Beware of counterfeit medicinesBy Rafael Castillo
Philippine Daily Inquirer
Filipinos, like many people around the world, are generally bargain hunters. Many times, we even buy things we don’t actually need just because we got them on sale. Sadly, the same attitude is prevalent when availing of supposedly “bargain prices” for the medicines we take.
Many are made to believe that these medicines are real but cheap because they’re manufactured in countries like India or Pakistan where the cost of medicines is only a fraction of the cost here. Little do they suspect they’re buying counterfeit medicines which may be no better than placebos or so-called dummy pills, because they’re totally ineffective, and possibly unsafe, too.
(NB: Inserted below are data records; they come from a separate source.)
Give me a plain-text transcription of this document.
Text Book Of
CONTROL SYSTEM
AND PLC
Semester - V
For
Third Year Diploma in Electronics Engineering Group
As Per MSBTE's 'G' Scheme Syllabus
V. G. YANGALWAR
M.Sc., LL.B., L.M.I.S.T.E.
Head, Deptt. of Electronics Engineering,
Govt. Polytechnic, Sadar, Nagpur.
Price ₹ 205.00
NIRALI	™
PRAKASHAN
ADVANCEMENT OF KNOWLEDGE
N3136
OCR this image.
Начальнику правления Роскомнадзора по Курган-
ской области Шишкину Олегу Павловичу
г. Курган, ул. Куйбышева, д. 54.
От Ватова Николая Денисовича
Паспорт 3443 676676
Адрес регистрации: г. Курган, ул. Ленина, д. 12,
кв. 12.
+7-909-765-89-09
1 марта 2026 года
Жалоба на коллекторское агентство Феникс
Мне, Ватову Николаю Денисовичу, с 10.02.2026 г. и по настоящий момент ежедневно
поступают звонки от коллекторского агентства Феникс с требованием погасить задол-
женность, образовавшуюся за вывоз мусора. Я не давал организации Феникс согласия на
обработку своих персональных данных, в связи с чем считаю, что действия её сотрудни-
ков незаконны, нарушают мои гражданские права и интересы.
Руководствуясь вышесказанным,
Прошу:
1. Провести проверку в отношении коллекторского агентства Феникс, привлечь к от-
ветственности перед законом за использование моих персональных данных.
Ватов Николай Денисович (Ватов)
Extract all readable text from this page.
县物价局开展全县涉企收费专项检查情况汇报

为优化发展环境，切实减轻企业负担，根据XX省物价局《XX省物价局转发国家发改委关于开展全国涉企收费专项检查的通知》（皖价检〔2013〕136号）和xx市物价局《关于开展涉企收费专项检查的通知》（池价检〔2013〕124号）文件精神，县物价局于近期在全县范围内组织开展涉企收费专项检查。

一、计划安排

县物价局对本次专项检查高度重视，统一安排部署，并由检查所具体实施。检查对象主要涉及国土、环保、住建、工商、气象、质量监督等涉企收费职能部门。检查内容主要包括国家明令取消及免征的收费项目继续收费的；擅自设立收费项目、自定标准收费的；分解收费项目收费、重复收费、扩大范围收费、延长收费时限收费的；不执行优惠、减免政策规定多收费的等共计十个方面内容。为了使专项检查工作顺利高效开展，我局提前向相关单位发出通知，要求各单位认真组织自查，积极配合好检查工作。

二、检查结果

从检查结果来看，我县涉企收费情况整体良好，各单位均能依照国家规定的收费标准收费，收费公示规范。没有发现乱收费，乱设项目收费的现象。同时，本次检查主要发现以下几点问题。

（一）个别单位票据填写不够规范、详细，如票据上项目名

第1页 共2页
This situation may not be so life-threatening if one is taking a medicine for indications like skin whitening, or say, erectile dysfunction or impotence (although the frustration can also be disastrously damaging to one’s mental health), but if one were relying on the drug to protect him from a serious medical problem like a very high blood pressure, severe heart disease or a life-threatening infection, then the problem of counterfeit medicines can really be a serious issue.
Counterfeit medicines have been a recurrent problem in the Philippines and in other countries wherein patients and end-users are accustomed to buying their medicines even without a doctor’s prescription, and from sources which make them believe they’re getting the real medicine for a much-reduced price.
From the naked eye’s point of view, the look of the product including the packaging is like the real thing. But that’s where the similarity stops. The actual ingredient and the quality with which the product was manufactured are much different. “It’s hard for consumers to determine what’s real and what’s fake,” said Scott Davis of Pfizer, during a recent media forum on this problem.
According to the Philippine Food and Drug Administration (PhilFDA), antihypertensive and anticholesterol drugs, medicines for erectile dysfunction, steroid preparations and antibiotics are the commonly counterfeited drugs in the country that are being sold even in some licensed drugstores.
The peddlers of these counterfeit products are not only opportunists but ruthless criminals as well. It is likely that they have indirectly killed a lot of patients who thought they were taking real medicines. How many patients may have succumbed to a stroke or heart attack because of the ineffective drugs they have been taking to control their hypertension and high cholesterol? How many patients may have died from progression of their infection because of inadequate content of their antibiotic preparations? These patients have been deprived of the benefits and protection of the drugs they were prescribed. And how many patients may have developed serious adverse reactions due to the substandard ingredients used in manufacturing the fake drugs?
We have existing laws that sanction those who manufacture counterfeit drugs, but the penalties are not heavy enough to discourage these criminals. They’ll willingly pay the few hundred thousands of penalty and risk being put in prison for six months to a few years with the prospect of earning hundreds of millions with several container vans of counterfeit medicines manufactured in other countries and brought here for distribution. The sad part of it all is that according to a PhilFDA representative, no one has ever been convicted in the country so far because of counterfeit medicines. It would be no wonder if these counterfeit criminals would consider countries like the Philippines a haven for them.
Public info campaign
There must be a united front against counterfeit medicines. There must be a public information campaign to draw awareness to the problem and doctors must educate their patients about the hazards of being deceived by those who tell them they can supply their essential medicines at a much lower cost.
The public should also be warned about unscrupulous Internet sources, dubbed as the counterfeit drugs’ “transit network.” They usually have attractively designed websites with authoritative looking professionals pretending to be doctors, advertising certain products.
Cases of suspicious counterfeit sources must be reported to the PhilFDA which must make sure its lack of manpower is not an obstacle that prevents it from acting promptly to investigate alongside other government agencies with police powers these illegal sources.
Our legislators should also review our laws against counterfeit medicines and give them more teeth that can send shivering signals to those who may consider peddling counterfeit medicines as a lucrative source of business with a modest risk of penalty.
When patients die from their serious medical condition, it’s bad enough but when they die because they failed to be protected by the medicines they were supposed to take, there’s no reason good enough in a sane world to explain it.